A strength of the present study is the use of a register with very good coverage and completeness, and the access to data regarding HbA1c in childhood. However, as with all registry studies, data is based on registry information and relies on correct information being entered into the registry.
A weakness of the present study is the classification of deaths based only on ICD codes from the CDR. ICD codes do not differentiate hypoglycemic coma from hyperglycemic coma (ketoacidosis). There is a need for future studies where medical records are reviewed in order to achieve a more accurate classification. Robust data regarding death from hypoglycemia and ketoacidosis would be clinically interesting. In six cases, the immediate cause of death was accident. One can speculate on whether some of these were in fact suicides or hypoglycemic events. However, we found no increase of SMR regarding accidents, and the same was true for suicides and poisoning. Socioeconomic factors and their association to poor metabolic control in childhood and subsequent mortality need further research. The present study does not include data on adult glycemic control. Future similar studies should include adult HbA1c data in order to control for the impact of glycemic control in adulthood and assess the time‐dependent HbA1c related risk for mortality.

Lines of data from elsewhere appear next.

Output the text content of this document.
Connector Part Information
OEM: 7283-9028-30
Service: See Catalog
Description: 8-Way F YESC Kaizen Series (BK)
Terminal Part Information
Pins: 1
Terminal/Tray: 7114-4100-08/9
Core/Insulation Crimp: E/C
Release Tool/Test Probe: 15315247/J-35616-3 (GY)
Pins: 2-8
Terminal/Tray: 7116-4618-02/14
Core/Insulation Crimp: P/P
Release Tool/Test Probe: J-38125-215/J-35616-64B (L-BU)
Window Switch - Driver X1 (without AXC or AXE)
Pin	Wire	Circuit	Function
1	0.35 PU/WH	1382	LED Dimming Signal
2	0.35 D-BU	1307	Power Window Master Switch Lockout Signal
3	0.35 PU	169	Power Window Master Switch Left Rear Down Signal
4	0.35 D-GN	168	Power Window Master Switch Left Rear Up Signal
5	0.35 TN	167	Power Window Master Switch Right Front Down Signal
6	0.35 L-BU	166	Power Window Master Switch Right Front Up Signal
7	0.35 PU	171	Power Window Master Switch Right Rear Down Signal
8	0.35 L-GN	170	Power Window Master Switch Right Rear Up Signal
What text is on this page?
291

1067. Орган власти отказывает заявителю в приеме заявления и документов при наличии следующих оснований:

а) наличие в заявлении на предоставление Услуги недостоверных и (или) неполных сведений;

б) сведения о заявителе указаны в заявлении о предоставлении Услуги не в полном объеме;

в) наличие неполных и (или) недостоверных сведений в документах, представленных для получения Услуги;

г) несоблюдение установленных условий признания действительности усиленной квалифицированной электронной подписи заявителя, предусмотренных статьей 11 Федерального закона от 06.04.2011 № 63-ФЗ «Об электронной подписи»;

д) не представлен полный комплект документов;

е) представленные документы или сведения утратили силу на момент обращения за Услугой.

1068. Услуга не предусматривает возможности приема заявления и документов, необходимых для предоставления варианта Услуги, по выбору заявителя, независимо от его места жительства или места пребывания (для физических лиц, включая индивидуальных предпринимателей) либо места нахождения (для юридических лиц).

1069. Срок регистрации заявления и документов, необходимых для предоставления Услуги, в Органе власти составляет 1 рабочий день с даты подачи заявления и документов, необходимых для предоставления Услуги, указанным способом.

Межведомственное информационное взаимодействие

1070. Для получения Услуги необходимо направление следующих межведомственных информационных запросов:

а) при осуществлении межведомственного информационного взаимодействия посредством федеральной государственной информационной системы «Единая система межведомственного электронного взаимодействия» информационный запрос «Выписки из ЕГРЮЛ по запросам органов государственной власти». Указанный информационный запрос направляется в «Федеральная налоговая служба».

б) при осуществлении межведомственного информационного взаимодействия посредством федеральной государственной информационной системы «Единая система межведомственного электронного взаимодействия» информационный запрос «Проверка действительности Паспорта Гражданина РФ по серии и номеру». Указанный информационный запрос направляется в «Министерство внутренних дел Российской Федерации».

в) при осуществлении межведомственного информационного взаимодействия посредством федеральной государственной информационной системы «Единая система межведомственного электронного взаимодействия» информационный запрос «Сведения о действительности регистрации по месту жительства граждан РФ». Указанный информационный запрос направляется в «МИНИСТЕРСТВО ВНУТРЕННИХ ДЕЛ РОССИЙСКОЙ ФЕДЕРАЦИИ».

In conclusion, we have found an increased mortality in young subjects with type 1 diabetes, compared to the general population in Sweden. Female SMRs were higher than males. The SMRs increase with age. Mean HbA1c in childhood was significantly increased in those who died from diabetes‐related causes, mainly due to acute complications. To achieve and maintain good metabolic control in childhood and adolescence are one of the most essential and important factors to reduce the risk of acute death in young persons with type 1 diabetes.